La campagne électorale s’organise à Libreville avec, dans le camp du « oui » à un maintien des liens avec Paris, le BDG de Léon Mba et Paul-Marie Gondjout, soutenu par les forestiers, ainsi que le parti d’Aubame, l’UDSG.
Du côté du « non », on trouve le Parti de l’unité nationale gabonaise (PUNGA), mené par René Sousatte et Jean-Jacques Boucavel, soutenu par le Mouvement gabonais d’action populaire (MGAP), un groupe d’étudiants gabonais anticolonialistes vivant en France. En septembre 1958, le « oui », pro-français, l’emporte à plus de 90 %, sauf dans la Nyanga (sud).
Le revers de Léon Mba
En 1959, Léon Mba accède au poste de Premier ministre et, conforté par la victoire de son camp, va jusqu’à suggérer que le Gabon se transforme en département français. Une idée rejetée à la fois par l’opinion publique et par la classe politique, et dont à vrai dire même Paris ne veut pas. Le 28 mai 1960, l’Assemblée législative gabonaise charge donc le gouvernement de négocier la souveraineté du pays, processus qui aboutit à l’indépendance du 17 août.
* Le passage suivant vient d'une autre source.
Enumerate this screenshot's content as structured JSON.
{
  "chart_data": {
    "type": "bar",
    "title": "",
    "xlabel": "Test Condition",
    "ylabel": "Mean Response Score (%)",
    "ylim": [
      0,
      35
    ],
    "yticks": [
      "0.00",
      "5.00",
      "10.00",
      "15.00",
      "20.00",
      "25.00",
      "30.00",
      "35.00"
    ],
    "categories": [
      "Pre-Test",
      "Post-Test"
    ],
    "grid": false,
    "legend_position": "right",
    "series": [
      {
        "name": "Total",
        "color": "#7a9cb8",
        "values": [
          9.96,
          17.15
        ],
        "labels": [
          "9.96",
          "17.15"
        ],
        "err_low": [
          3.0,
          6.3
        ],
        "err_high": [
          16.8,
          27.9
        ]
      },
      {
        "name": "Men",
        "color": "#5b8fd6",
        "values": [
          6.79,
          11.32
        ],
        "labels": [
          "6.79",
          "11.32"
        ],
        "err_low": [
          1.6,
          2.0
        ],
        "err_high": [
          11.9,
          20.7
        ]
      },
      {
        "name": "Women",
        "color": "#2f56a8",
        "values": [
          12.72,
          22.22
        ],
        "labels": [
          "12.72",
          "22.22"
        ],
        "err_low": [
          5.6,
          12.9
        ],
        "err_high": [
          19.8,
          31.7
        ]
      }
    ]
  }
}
Malgré ce revers, Mba est élu président en 1961 – il était le seul candidat. Logiquement, ses premières années de mandat sont placées sous le signe d’une grande proximité avec Paris. « Suite à l’indépendance, la coopération française a assuré la continuité de l’État, avec par exemple des enseignants, des médecins, français, détaille l’historien Wilson André Ndombet. Les ingénieurs français s’occupaient des infrastructures. La France a implanté ses entreprises dans le manganèse (dès les années 1940, ndlr), dans l’uranium, la promotion de l’industrie du nucléaire, dès 1958, ou encore dans le pétrole avec la Société des Pétroles d’Afrique Équatoriale Française dès 1949, puis Elf devenu Total ».
Et lorsqu’en 1964, l’ancien allié de Mba, Jean-Hillaire Aubame, tente de le renverser par un coup d’État, c’est encore Paris qui intervient pour le maintenir au pouvoir. De quoi expliquer, comme le souligne le sociologue Joseph Tonda, qu’« il persiste au Gabon une opinion largement partagée selon laquelle aucun Gabonais ne peut devenir président sans être adoubé par la France, avec aussi la franc-maçonnerie – autre élément de la colonisation – comme passage obligé ».
Malade, Léon Mba cède progressivement le pouvoir à Albert-Bernard Bongo (qui se rebaptisera Omar lors de sa conversion à l’islam, en 1973) et meurt en 1967. Quant aux signes de la présence française dans le pays, ils se sont estompés avec les années mais n’ont pas complètement disparu. En témoignent, aujourd’hui encore, le camp de Gaulle où stationnent plus de 300 militaires français, mais aussi le large domaine de la résidence de l’ambassadeur de France, en bord de mer.